没有列为零的稀疏矩阵行

Question

I have a matrix like this:

A = sp.csr_matrix(np.array(
      [[1, 1, 2, 1],
       [0, 0, 2, 0],
       [1, 4, 1, 1],
       [0, 1, 0, 0]]))

I want to get all the rows where all columns are nonzero, so I can then get their sum. Either as an array:

rows = [True, False, True, False]
result = A[rows].sum()

Or as indices:

rows = [0, 2]
result = A[rows].sum()

I am stuck however at the first part, figuring out which rows to include in the sum, as most results seem to be looking for the opposite (rows where all columns are zero).

Answer 1

It is a bit easier to do for numpy arrays than for sparse ones. If you do not mind converting to numpy as an intermediate step, you can get the right rows via

(A.toarray() != 0).all(axis=1)

to produce

array([ True, False,  True, False])

and then use it in indexing A as such:

A[(A.toarray() != 0).all(axis=1),:].sum()

returns 12

Answer 2

In [35]: from scipy import sparse
In [36]: A = sparse.csr_matrix(np.array(
    ...:       [[1, 1, 2, 1],
    ...:        [0, 0, 2, 0],
    ...:        [1, 4, 1, 1],
    ...:        [0, 1, 0, 0]]))
In [37]: A
Out[37]: 
<4x4 sparse matrix of type '<class 'numpy.int64'>'
    with 10 stored elements in Compressed Sparse Row format>

Sparse doesn't do 'all/any' kinds of operations because they treat 0's as significant values.

all on the dense equivalent works nicely:

In [41]: A.A.all(axis=1)
Out[41]: array([ True, False,  True, False])

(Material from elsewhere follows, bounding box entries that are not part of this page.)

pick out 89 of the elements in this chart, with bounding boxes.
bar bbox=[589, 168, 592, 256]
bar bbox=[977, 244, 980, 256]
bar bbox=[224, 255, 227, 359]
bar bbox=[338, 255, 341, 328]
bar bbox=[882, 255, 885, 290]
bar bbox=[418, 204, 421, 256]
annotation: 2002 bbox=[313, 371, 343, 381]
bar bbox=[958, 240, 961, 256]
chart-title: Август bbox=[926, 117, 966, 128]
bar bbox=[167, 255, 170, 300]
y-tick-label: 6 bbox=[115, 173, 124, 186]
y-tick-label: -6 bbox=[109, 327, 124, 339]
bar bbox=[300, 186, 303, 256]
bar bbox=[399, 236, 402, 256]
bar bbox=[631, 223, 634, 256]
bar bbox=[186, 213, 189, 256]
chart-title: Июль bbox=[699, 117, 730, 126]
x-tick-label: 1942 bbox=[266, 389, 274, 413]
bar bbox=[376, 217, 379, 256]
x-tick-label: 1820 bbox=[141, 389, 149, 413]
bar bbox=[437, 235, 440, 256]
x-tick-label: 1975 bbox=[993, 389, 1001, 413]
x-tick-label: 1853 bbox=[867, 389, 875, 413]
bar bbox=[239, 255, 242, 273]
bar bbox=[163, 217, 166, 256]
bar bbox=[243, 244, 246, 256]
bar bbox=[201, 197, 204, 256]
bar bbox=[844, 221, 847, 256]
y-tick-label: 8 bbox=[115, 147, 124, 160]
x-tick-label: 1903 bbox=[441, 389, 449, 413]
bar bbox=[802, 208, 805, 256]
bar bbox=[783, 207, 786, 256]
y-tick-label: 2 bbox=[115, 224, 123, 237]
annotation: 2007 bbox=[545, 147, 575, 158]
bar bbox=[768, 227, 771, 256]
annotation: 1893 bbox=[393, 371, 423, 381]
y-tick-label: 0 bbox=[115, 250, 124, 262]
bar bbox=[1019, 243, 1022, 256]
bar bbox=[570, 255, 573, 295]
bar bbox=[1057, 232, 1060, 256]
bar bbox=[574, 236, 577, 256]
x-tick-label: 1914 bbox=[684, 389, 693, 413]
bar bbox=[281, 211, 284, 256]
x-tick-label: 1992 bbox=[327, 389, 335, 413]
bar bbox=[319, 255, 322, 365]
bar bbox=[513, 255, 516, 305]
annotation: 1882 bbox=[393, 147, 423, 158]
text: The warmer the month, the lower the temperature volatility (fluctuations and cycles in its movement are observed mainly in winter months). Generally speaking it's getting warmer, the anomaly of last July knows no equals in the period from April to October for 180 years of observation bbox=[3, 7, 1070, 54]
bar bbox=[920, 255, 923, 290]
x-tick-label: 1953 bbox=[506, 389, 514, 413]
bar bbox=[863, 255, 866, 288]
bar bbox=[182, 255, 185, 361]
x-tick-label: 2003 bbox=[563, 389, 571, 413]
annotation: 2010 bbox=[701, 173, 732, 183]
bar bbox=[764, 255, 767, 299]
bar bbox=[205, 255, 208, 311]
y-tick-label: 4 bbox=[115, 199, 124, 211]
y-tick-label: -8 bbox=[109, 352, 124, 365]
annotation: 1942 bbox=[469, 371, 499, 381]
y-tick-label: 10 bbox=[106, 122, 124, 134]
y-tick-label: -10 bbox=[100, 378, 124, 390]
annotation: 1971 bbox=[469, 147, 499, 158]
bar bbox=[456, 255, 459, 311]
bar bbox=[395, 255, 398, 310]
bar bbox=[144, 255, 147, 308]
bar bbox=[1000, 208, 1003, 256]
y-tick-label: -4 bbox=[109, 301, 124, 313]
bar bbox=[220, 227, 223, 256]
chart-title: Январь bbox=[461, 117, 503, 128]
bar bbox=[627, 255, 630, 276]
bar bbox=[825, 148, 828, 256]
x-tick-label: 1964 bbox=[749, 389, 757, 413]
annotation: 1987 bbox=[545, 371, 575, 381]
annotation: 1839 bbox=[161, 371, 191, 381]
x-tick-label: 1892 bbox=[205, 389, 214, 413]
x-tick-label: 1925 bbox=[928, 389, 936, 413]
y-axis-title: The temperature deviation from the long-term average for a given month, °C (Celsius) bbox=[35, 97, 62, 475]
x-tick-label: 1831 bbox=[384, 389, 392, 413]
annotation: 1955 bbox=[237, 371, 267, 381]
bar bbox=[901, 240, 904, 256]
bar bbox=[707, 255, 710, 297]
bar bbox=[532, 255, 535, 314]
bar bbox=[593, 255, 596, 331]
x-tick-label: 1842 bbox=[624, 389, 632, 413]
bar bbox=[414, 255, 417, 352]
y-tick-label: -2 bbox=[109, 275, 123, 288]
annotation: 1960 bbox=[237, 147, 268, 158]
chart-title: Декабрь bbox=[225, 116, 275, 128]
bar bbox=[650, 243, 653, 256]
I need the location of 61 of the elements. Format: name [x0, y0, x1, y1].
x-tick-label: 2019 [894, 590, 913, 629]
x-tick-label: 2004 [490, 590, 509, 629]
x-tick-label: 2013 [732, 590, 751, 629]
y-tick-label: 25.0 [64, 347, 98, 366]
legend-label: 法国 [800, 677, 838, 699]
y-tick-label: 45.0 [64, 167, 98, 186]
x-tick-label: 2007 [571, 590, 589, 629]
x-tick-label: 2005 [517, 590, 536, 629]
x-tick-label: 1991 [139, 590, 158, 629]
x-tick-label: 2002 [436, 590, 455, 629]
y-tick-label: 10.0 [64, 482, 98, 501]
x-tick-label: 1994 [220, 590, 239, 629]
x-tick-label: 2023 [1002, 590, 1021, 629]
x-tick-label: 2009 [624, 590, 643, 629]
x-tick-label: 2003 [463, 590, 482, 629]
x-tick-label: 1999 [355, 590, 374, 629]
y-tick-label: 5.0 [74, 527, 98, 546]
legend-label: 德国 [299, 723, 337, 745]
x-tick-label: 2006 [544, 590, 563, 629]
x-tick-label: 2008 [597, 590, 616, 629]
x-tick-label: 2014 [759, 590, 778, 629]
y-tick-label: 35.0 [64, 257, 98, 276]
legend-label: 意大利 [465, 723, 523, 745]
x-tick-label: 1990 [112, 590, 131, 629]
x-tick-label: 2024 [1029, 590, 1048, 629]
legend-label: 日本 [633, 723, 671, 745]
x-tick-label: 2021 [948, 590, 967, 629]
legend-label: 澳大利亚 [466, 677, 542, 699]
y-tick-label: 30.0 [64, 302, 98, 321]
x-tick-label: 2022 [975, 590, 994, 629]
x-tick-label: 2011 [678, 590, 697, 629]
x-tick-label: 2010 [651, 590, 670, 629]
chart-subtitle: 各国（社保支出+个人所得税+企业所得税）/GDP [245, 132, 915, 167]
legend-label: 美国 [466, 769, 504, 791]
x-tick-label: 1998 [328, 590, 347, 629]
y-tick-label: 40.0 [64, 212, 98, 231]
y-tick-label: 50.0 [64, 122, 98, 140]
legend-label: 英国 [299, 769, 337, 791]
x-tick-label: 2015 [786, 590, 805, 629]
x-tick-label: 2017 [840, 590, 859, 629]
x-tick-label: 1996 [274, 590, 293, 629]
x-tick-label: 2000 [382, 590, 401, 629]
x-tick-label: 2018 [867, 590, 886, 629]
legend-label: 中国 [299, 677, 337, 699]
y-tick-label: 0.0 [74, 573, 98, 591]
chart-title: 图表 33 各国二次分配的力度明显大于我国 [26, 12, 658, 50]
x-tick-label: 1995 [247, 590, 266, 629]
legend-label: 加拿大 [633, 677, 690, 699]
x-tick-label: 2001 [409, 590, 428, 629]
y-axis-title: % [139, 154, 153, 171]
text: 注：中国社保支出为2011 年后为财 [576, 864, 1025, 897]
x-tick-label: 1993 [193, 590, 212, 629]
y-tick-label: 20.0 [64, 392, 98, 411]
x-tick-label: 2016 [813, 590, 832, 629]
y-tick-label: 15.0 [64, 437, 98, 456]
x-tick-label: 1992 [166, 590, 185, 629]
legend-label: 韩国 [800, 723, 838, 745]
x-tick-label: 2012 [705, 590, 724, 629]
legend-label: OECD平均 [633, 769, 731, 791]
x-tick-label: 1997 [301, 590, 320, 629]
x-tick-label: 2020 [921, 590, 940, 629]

On the sparse one we can turn the dtype to boolean, and sum along the axis. And then test it for the full value:

In [42]: A.astype(bool).sum(axis=1)
Out[42]: 
matrix([[4],
        [1],
        [4],
        [1]])
In [43]: A.astype(bool).sum(axis=1).A1==4
Out[43]: array([ True, False,  True, False])

Notice that the sparse sum returns a np.matrix . I used A1 to turn that into a 1d array.

If the matrix isn't too large, working with the dense array may be faster. Sparse operations like sum are actually performed with matrix multiplication.

In [51]: A.astype(bool)@np.ones(4,int)
Out[51]: array([4, 1, 4, 1])

Or we could convert it to lil format, and look at the length of the 'rows':

In [67]: A.tolil().data
Out[67]: 
array([list([1, 1, 2, 1]), list([2]), list([1, 4, 1, 1]), list([1])],
      dtype=object)
In [68]: [len(i) for i in A.tolil().data]
Out[68]: [4, 1, 4, 1]

But wait, there's more. The indptr attribute of the csr is:

In [69]: A.indptr
Out[69]: array([ 0,  4,  5,  9, 10], dtype=int32)
In [70]: np.diff(A.indptr)
Out[70]: array([4, 1, 4, 1], dtype=int32)

I've omitted some test timings, but this last is clearly the fastest!